My mom never tried to make sure I had a relationship with my father. I always made sure my daughters had a relationship with their fathers. I knew that knowing their fathers would help fill a void in their lives. This past weekend, in a workshop, they were discussing the word ‘nigger.’ The daughter that I was the most worried about said, “we are leaders and we can make changes. If I had said something like [the “n-word”], my mother would have snatched the word right out of my mouth. To hear her - good Lord. It worked. She got it. My youngest – she wrote a poem. It was something like ‘recognize that the word was used to degrade us. It was used by the slave masters. When you say “what up nigger” - you just killed your brother.’
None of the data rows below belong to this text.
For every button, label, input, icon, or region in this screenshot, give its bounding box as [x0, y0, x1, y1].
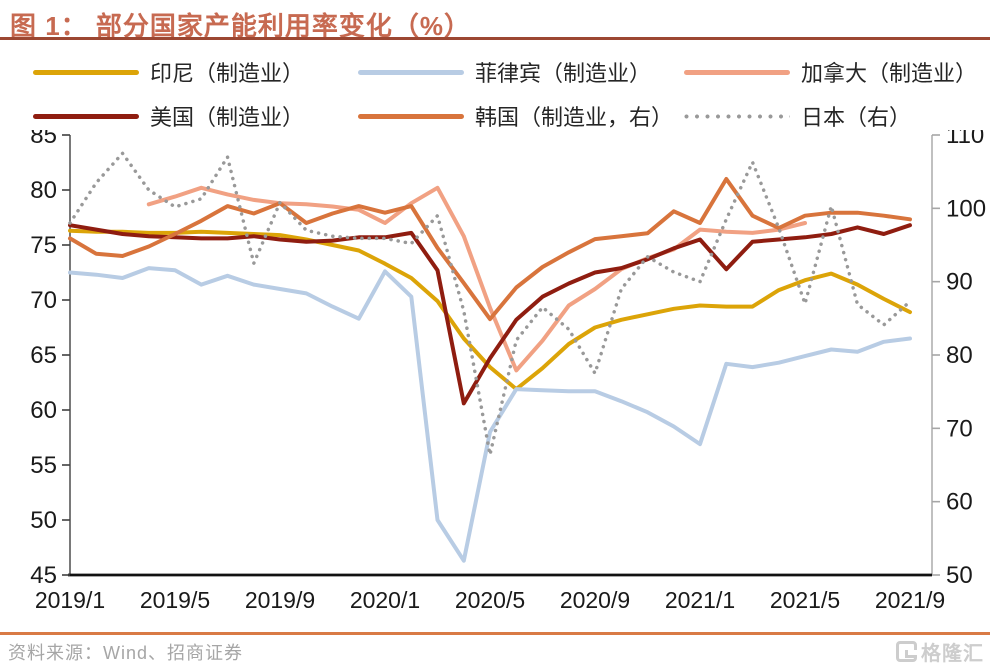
svg-text:65: 65	[30, 342, 57, 369]
gelonghui-logo-text: 格隆汇	[921, 643, 984, 664]
title-separator	[0, 37, 990, 40]
svg-text:80: 80	[30, 177, 57, 204]
source-note: 资料来源：Wind、招商证券	[8, 643, 244, 663]
legend-swatch-japan-dotted	[684, 113, 790, 119]
svg-text:2020/9: 2020/9	[560, 587, 630, 613]
svg-text:2021/1: 2021/1	[665, 587, 735, 613]
legend-swatch-korea	[358, 113, 464, 119]
svg-text:85: 85	[30, 130, 57, 149]
svg-text:2020/1: 2020/1	[350, 587, 420, 613]
legend-label-canada: 加拿大（制造业）	[801, 61, 978, 86]
legend-label-philippines: 菲律宾（制造业）	[475, 61, 652, 86]
legend-item-indonesia: 印尼（制造业）	[33, 57, 304, 87]
svg-text:75: 75	[30, 232, 57, 259]
svg-text:90: 90	[946, 269, 973, 296]
legend-label-korea: 韩国（制造业，右）	[475, 105, 674, 130]
legend-label-indonesia: 印尼（制造业）	[150, 61, 305, 86]
svg-text:50: 50	[30, 507, 57, 534]
legend-swatch-canada	[684, 69, 790, 75]
svg-text:50: 50	[946, 562, 973, 589]
brand-mark: 格隆汇	[896, 637, 984, 664]
svg-text:2019/9: 2019/9	[245, 587, 315, 613]
chart-title: 图 1： 部分国家产能利用率变化（%）	[10, 11, 472, 41]
legend-item-canada: 加拿大（制造业）	[684, 57, 977, 87]
svg-text:70: 70	[30, 287, 57, 314]
legend-swatch-philippines	[358, 69, 464, 75]
svg-text:2019/5: 2019/5	[140, 587, 210, 613]
line-chart-canvas: 85 80 75 70 65 60 55 50 45 110 100 90 80 70 60 50 2019/1…	[30, 130, 986, 613]
svg-text:100: 100	[946, 195, 986, 222]
svg-text:55: 55	[30, 452, 57, 479]
legend-item-philippines: 菲律宾（制造业）	[358, 57, 651, 87]
footer-separator	[0, 632, 990, 635]
legend-item-usa: 美国（制造业）	[33, 101, 304, 131]
svg-text:2020/5: 2020/5	[455, 587, 525, 613]
legend-item-japan: 日本（右）	[684, 101, 911, 131]
legend-swatch-usa	[33, 113, 139, 119]
svg-text:2019/1: 2019/1	[35, 587, 105, 613]
svg-text:70: 70	[946, 415, 973, 442]
svg-text:45: 45	[30, 562, 57, 589]
svg-text:80: 80	[946, 342, 973, 369]
svg-text:60: 60	[30, 397, 57, 424]
legend-label-japan: 日本（右）	[801, 105, 912, 130]
gelonghui-logo-icon	[896, 641, 917, 662]
legend-label-usa: 美国（制造业）	[150, 105, 305, 130]
svg-text:60: 60	[946, 489, 973, 516]
svg-text:110: 110	[946, 130, 984, 149]
svg-text:2021/5: 2021/5	[770, 587, 840, 613]
svg-text:2021/9: 2021/9	[875, 587, 945, 613]
legend-item-korea: 韩国（制造业，右）	[358, 101, 673, 131]
legend-swatch-indonesia	[33, 69, 139, 75]
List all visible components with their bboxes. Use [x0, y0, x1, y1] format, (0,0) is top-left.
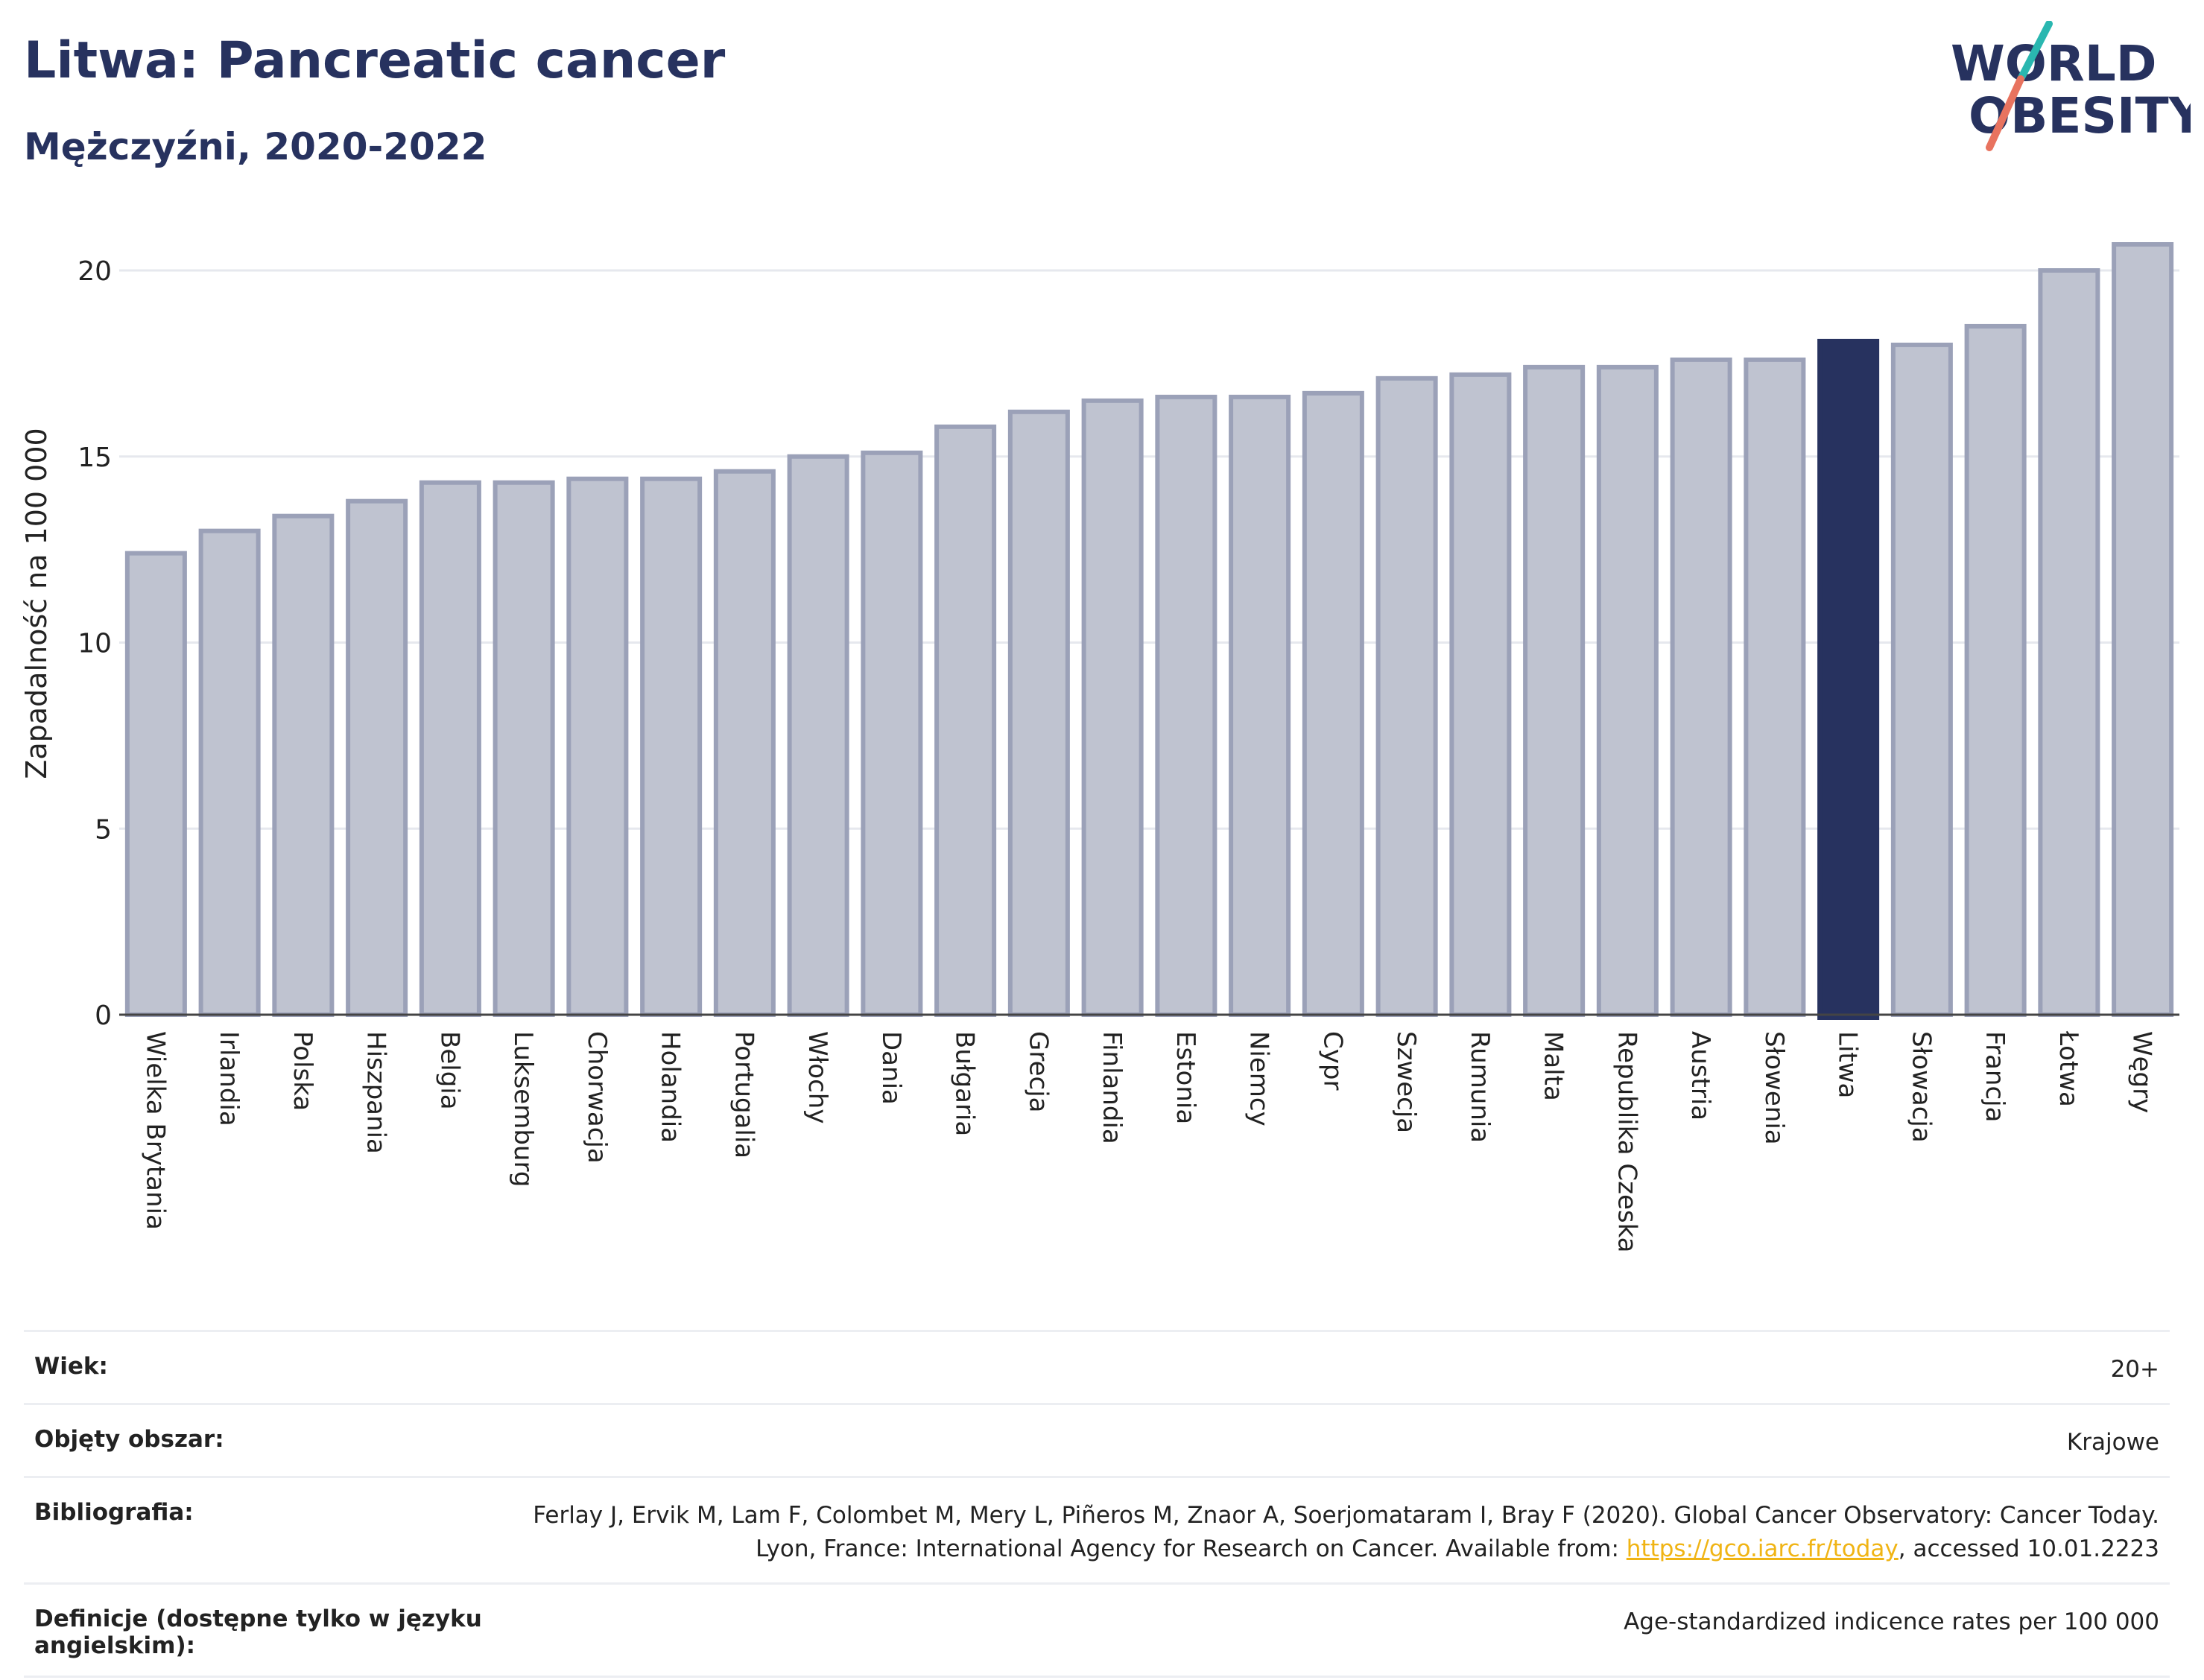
meta-label-area: Objęty obszar: [34, 1425, 224, 1453]
meta-row-area: Objęty obszar: Krajowe [24, 1402, 2170, 1476]
meta-row-bibliography: Bibliografia: Ferlay J, Ervik M, Lam F, … [24, 1475, 2170, 1582]
meta-value-definitions: Age-standardized indicence rates per 100… [1624, 1608, 2159, 1635]
x-tick-label: Hiszpania [361, 1031, 391, 1154]
bar-chorwacja [566, 476, 629, 1017]
x-tick-label: Estonia [1171, 1031, 1200, 1124]
source-link[interactable]: https://gco.iarc.fr/today [1626, 1535, 1899, 1562]
y-tick-labels: 0 5 10 15 20 [77, 256, 112, 1031]
bar-hiszpania [346, 498, 408, 1017]
y-tick-label: 5 [95, 814, 112, 845]
x-tick-label: Łotwa [2053, 1030, 2083, 1107]
x-tick-label: Austria [1685, 1031, 1715, 1120]
bar-republika-czeska [1596, 364, 1659, 1017]
x-tick-label: Republika Czeska [1612, 1031, 1641, 1253]
bars [124, 242, 2174, 1020]
x-tick-label: Luksemburg [508, 1031, 538, 1187]
bar-cypr [1302, 390, 1364, 1017]
meta-label-bibliography: Bibliografia: [34, 1498, 194, 1526]
bar-francja [1964, 323, 2027, 1017]
y-tick-label: 10 [77, 629, 112, 659]
meta-row-age: Wiek: 20+ [24, 1330, 2170, 1403]
x-tick-label: Malta [1539, 1031, 1568, 1101]
bar-belgia [419, 480, 481, 1017]
bar-łotwa [2038, 268, 2100, 1017]
bibliography-text: Ferlay J, Ervik M, Lam F, Colombet M, Me… [533, 1501, 2159, 1562]
x-tick-label: Finlandia [1097, 1031, 1127, 1144]
bibliography-accessed: , accessed 10.01.2223 [1898, 1535, 2159, 1562]
bar-słowenia [1744, 357, 1806, 1017]
bar-węgry [2112, 242, 2174, 1017]
meta-label-age: Wiek: [34, 1353, 108, 1380]
meta-row-definitions: Definicje (dostępne tylko w języku angie… [24, 1582, 2170, 1678]
x-tick-label: Szwecja [1391, 1031, 1421, 1133]
bar-chart: 0 5 10 15 20 Zapadalność na 100 000 Wielka B… [20, 242, 2179, 1253]
bar-portugalia [713, 469, 776, 1017]
y-tick-label: 15 [77, 443, 112, 473]
world-obesity-logo: WORLD OBESITY [1951, 21, 2191, 151]
x-tick-label: Bułgaria [950, 1031, 980, 1136]
bar-litwa [1817, 338, 1880, 1020]
x-tick-label: Rumunia [1465, 1031, 1495, 1143]
bar-irlandia [198, 528, 261, 1017]
bar-niemcy [1229, 394, 1291, 1017]
metadata-table: Wiek: 20+ Objęty obszar: Krajowe Bibliog… [24, 1330, 2170, 1678]
y-axis-label: Zapadalność na 100 000 [20, 428, 53, 779]
x-tick-label: Belgia [434, 1031, 464, 1110]
bar-rumunia [1449, 372, 1512, 1017]
x-tick-label: Węgry [2127, 1031, 2157, 1113]
x-tick-label: Polska [288, 1031, 317, 1111]
x-tick-label: Wielka Brytania [140, 1031, 170, 1230]
bar-bułgaria [934, 424, 997, 1017]
x-tick-label: Cypr [1317, 1031, 1347, 1090]
x-tick-label: Słowenia [1759, 1031, 1789, 1145]
bar-luksemburg [493, 480, 555, 1017]
y-tick-label: 0 [95, 1001, 112, 1031]
meta-label-definitions: Definicje (dostępne tylko w języku angie… [34, 1605, 482, 1659]
y-tick-label: 20 [77, 256, 112, 287]
bar-austria [1670, 357, 1732, 1017]
x-tick-label: Chorwacja [582, 1031, 612, 1164]
logo-slash-teal [2017, 21, 2053, 83]
logo-slash-coral [1986, 75, 2024, 151]
x-tick-label: Włochy [802, 1031, 832, 1123]
page-title: Litwa: Pancreatic cancer [24, 31, 726, 90]
meta-value-age: 20+ [2110, 1356, 2159, 1383]
page-subtitle: Mężczyźni, 2020-2022 [24, 125, 487, 168]
bar-włochy [787, 454, 849, 1017]
x-tick-labels: Wielka Brytania Irlandia Polska Hiszpania Be… [140, 1030, 2156, 1253]
bar-holandia [640, 476, 703, 1017]
meta-value-area: Krajowe [2066, 1428, 2159, 1456]
x-tick-label: Słowacja [1906, 1031, 1936, 1143]
x-tick-label: Grecja [1023, 1031, 1053, 1112]
bar-wielka-brytania [124, 551, 187, 1017]
bar-słowacja [1890, 342, 1953, 1017]
x-tick-label: Holandia [656, 1031, 685, 1143]
bar-estonia [1155, 394, 1217, 1017]
bar-szwecja [1375, 375, 1438, 1018]
x-tick-label: Portugalia [729, 1031, 759, 1158]
logo-text-world: WORLD [1951, 35, 2157, 92]
x-tick-label: Litwa [1833, 1031, 1863, 1098]
bar-polska [272, 513, 335, 1017]
x-tick-label: Irlandia [214, 1031, 244, 1126]
bar-finlandia [1081, 398, 1144, 1017]
bar-dania [861, 450, 923, 1017]
bar-malta [1523, 364, 1586, 1017]
bar-grecja [1007, 409, 1070, 1017]
x-tick-label: Francja [1980, 1031, 2010, 1122]
meta-value-bibliography: Ferlay J, Ervik M, Lam F, Colombet M, Me… [520, 1499, 2159, 1566]
x-tick-label: Niemcy [1244, 1031, 1274, 1126]
x-tick-label: Dania [876, 1031, 906, 1105]
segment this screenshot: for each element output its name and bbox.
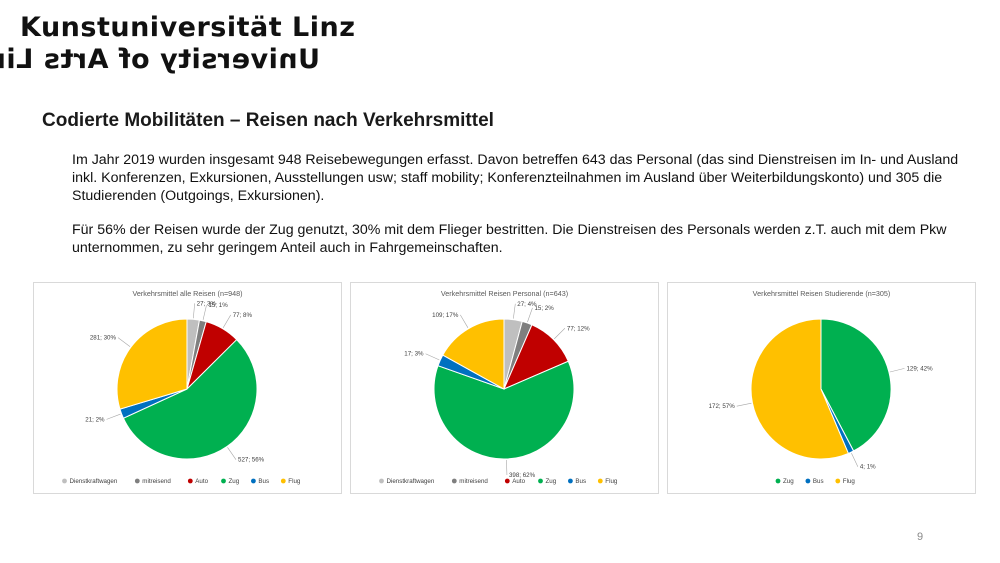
data-label-mitreisend: 15; 1% — [208, 302, 228, 309]
legend-item-bus: Bus — [805, 478, 824, 485]
legend-label: Flug — [288, 478, 301, 485]
leader-line — [527, 307, 533, 323]
leader-line — [889, 368, 905, 373]
data-label-zug: 527; 56% — [238, 457, 265, 464]
data-label-flug: 172; 57% — [709, 403, 736, 410]
legend-item-mitreisend: mitreisend — [134, 478, 171, 485]
legend-marker — [504, 478, 510, 484]
pie-chart-svg: Verkehrsmittel Reisen Personal (n=643) 27… — [379, 289, 618, 485]
pie-slice-flug — [116, 318, 188, 410]
leader-line — [222, 314, 231, 329]
legend-marker — [835, 478, 841, 484]
data-label-mitreisend: 15; 2% — [534, 305, 554, 312]
leader-line — [851, 453, 859, 467]
legend-marker — [805, 478, 811, 484]
legend-label: Bus — [813, 478, 824, 485]
leader-line — [227, 447, 237, 460]
leader-line — [193, 303, 195, 319]
legend-item-zug: Zug — [221, 478, 240, 485]
legend-label: Flug — [605, 478, 618, 485]
legend-marker — [775, 478, 781, 484]
leader-line — [460, 314, 469, 328]
summary-paragraph: Für 56% der Reisen wurde der Zug genutzt… — [72, 222, 947, 256]
legend-label: Dienstkraftwagen — [70, 478, 118, 485]
pie-slice-zug — [820, 318, 892, 452]
pie-chart-staff-trips: Verkehrsmittel Reisen Personal (n=643) 27… — [350, 282, 659, 494]
university-logo: Kunstuniversität Linz University of Arts… — [0, 12, 355, 75]
legend-item-auto: Auto — [187, 478, 209, 485]
legend-item-mitreisend: mitreisend — [451, 478, 488, 485]
pie-chart-svg: Verkehrsmittel alle Reisen (n=948) 27; 3%… — [62, 289, 301, 485]
legend-item-auto: Auto — [504, 478, 526, 485]
data-label-bus: 17; 3% — [404, 351, 424, 358]
legend-marker — [597, 478, 603, 484]
data-label-dienstkraftwagen: 27; 3% — [197, 300, 217, 307]
leader-line — [513, 303, 516, 319]
legend-label: Zug — [783, 478, 794, 485]
slide-title: Codierte Mobilitäten – Reisen nach Verke… — [42, 110, 494, 131]
legend-label: mitreisend — [459, 478, 488, 485]
legend-label: Auto — [195, 478, 208, 485]
legend-marker — [451, 478, 457, 484]
legend-marker — [568, 478, 573, 484]
legend-marker — [62, 478, 67, 484]
legend-marker — [251, 478, 256, 484]
leader-line — [736, 402, 752, 407]
leader-line — [425, 353, 440, 361]
legend-label: mitreisend — [142, 478, 171, 485]
leader-line — [106, 413, 121, 420]
chart-title: Verkehrsmittel alle Reisen (n=948) — [132, 289, 242, 298]
data-label-zug: 129; 42% — [906, 365, 933, 372]
legend-marker — [280, 478, 286, 484]
legend-item-flug: Flug — [280, 478, 301, 485]
chart-title: Verkehrsmittel Reisen Studierende (n=305… — [753, 289, 891, 298]
legend-label: Bus — [258, 478, 269, 485]
pie-slice-zug — [122, 338, 258, 460]
leader-line — [202, 305, 207, 320]
legend-item-dienstkraftwagen: Dienstkraftwagen — [379, 478, 435, 485]
data-label-flug: 281; 30% — [90, 335, 117, 342]
logo-line-1: Kunstuniversität Linz — [20, 12, 356, 43]
data-label-zug: 398; 62% — [509, 472, 536, 479]
logo-line-2: University of Arts Linz — [0, 44, 320, 75]
data-label-dienstkraftwagen: 27; 4% — [517, 301, 537, 308]
legend-label: Flug — [843, 478, 856, 485]
legend-label: Dienstkraftwagen — [387, 478, 435, 485]
pie-chart-student-trips: Verkehrsmittel Reisen Studierende (n=305… — [667, 282, 976, 494]
legend-label: Zug — [546, 478, 557, 485]
legend-item-dienstkraftwagen: Dienstkraftwagen — [62, 478, 118, 485]
legend-marker — [134, 478, 140, 484]
legend-item-flug: Flug — [597, 478, 618, 485]
legend-label: Zug — [229, 478, 240, 485]
intro-paragraph: Im Jahr 2019 wurden insgesamt 948 Reiseb… — [72, 152, 959, 204]
legend-item-bus: Bus — [251, 478, 269, 485]
legend-item-bus: Bus — [568, 478, 586, 485]
pie-slice-flug — [750, 318, 850, 460]
pie-slice-flug — [442, 318, 505, 390]
pie-chart-svg: Verkehrsmittel Reisen Studierende (n=305… — [709, 289, 934, 485]
leader-line — [117, 337, 131, 347]
legend-label: Bus — [575, 478, 586, 485]
chart-title: Verkehrsmittel Reisen Personal (n=643) — [441, 289, 568, 298]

I sometimes don’t recognize what God has asked me to do. God has put his hand in my life and I recognize that. If I was directing myself, I would probably have killed myself. Let go and let God. If it was left to other people, I would not be here. The biggest thing that ever brought me through was when Dr. Hakim stepped into my life when I went back to school for my bachelor degree. He had faith in me and talked to me about the things I could do in my life if I just made the decision to do it. Dr. Hakim gave me an opportunity. He didn’t know me. He didn’t owe me nothin’. He didn’t have to have anything to do with me at all. By the end of the first semester, I got a 1.9 GPA. It was devastating. He didn’t beat me down. He just offered options. And he let me make my own decision. He just cared enough to show me there is another way to do this. He gave me away at my wedding. He had to leave early because his wife was in a car accident, but he kept his word. That’s more than my father ever did for me. He always had a door open to me. I knew there was no one else that would do that for me. That propelled me. He is the most powerful person that I have ever known.